Backing Up and Restoring Greenplum Databases

posted Sep 12, 2012, 1:38 PM by Sachchida Ojha
Greenplum recommends that you take regular backups of your databases. These backups can be used to restore your data or to rebuild a Greenplum Database system in the event of a system failure or data corruption. You can also use the backups to migrate data from one Greenplum Database system to another.

Parallel Backup

Greenplum provides a parallel dump utility called gp_dump. This utility backs up the Greenplum master instance and each active segment instance at the same time.

Because the segments are dumped in parallel, the time it takes to do a backup should scale regardless of the number of segments in your system. The dump files on the master host consist of DDL statements and the Greenplum-specific system catalog tables (such as gp_segment_configuration). On the segment hosts, there is one dump file created for each segment instance. The segment dump files contain the data for an individual segment instance. All of the dump files that comprise a total backup set are identified by a unique 14-digit timestamp key.

In order to automate routine backups, Greenplum also provides the gpcrondump utility, which is a wrapper for gp_dump that can be called directly or from a scheduled CRON job. gpcrondump also allows you to backup additional objects besides your databases and data, such as database roles and server configuration files.

Non-Parallel Backups

Greenplum also supports the regular PostgreSQL dump utilities: pg_dump and pg_dumpall. The PostgreSQL dump utilities (when used on Greenplum Database) will create one big dump file on the master host containing the data from all active segments. In most cases, this is probably not practical, as there is most likely not enough disk space on the master host to create a single backup file of an entire distributed database. These utilities are mostly supported for users who are migrating from regular PostgreSQL to Greenplum Database.

Another useful command for getting data out of a database is the COPY TO SQL command. This allows you to copy all or a portion of a table out of the database to a text-delimited file on the master host.
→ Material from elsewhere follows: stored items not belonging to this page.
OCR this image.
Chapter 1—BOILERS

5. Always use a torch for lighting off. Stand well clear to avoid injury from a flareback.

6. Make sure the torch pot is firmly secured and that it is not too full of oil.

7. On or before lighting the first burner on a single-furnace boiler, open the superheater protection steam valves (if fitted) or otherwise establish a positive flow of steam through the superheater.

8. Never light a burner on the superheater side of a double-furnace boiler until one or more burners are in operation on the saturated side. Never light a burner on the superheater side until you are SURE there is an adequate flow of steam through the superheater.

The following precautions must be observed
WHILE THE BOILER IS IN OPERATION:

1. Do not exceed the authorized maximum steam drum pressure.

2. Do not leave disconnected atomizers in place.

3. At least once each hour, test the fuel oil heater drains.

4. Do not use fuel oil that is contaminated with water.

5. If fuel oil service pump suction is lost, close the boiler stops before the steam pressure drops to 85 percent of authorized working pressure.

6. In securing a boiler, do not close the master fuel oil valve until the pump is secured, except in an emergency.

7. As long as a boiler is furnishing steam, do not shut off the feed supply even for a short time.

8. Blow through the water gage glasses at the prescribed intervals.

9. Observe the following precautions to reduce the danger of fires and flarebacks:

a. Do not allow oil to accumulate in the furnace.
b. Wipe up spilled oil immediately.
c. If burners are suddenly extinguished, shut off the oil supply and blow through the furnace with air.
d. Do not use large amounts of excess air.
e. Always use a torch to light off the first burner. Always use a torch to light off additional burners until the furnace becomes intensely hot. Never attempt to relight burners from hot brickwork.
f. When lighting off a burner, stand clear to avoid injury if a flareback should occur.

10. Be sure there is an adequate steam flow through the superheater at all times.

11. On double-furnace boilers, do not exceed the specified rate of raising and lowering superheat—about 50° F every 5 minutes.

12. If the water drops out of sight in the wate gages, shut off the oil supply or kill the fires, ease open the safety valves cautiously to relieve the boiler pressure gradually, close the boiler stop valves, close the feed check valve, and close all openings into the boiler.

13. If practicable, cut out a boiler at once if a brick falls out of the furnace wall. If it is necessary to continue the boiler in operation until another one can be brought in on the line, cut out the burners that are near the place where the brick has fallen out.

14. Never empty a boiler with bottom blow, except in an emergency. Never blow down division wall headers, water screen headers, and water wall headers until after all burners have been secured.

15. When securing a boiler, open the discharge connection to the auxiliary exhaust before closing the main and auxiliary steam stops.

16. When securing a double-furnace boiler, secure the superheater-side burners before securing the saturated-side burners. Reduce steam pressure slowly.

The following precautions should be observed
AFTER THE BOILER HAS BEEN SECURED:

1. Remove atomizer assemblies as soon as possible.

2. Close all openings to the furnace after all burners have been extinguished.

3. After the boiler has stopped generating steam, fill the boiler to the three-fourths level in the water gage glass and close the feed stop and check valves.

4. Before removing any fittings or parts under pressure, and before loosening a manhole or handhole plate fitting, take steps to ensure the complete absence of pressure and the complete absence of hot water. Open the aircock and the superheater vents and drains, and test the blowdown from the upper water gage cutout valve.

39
If you are migrating your data to another Greenplum Database system with a different segment configuration (for example, if the system you are migrating to has greater or fewer segment instances), Greenplum recommends using your parallel dump files created by gp_dump or gpcrondump and following the restore process.

Parallel Restores

To do a parallel restore, you must have a complete backup set created by gp_dump or gpcrondump. Greenplum provides a parallel restore utility called gp_restore. This utility takes the timestamp key generated by gp_dump, validates the backup set, and restores the database objects and data into a distributed database. As with a parallel dump, each segment’s data is restored in parallel.

Greenplum also provides the gpdbrestore utility, which is a wrapper for gp_restore. gpdbrestore provides additional flexibility and verification options, which are useful if you are using automated backup files produced by gpcrondump, or have moved your backup files off of the Greenplum array to an alternate location.

Non-Parallel Restores

Greenplum also supports the regular PostgreSQL restore utility: pg_restore. This utility is mostly supported for users who are migrating to Greenplum Database from regular PostgreSQL, and have compressed dump files created by pg_dump or pg_dumpall. Before restoring PostgreSQL dump files into Greenplum Database, make sure to modify the CREATE TABLE statements in the dump files to include the Greenplum DISTRIBUTED clause.

It may also sometimes be necessary to do a non-parallel restore from a parallel backup set. For example, suppose you are migrating from a Greenplum system that has four segments to one that has five segments. You cannot do a parallel restore in this case, because your backup set only has four backup files and would not be evenly distributed across the new expanded system. A non-parallel restore using parallel backup files involves collecting each backup file from the segment hosts, copying them to the master host, and loading them through the master.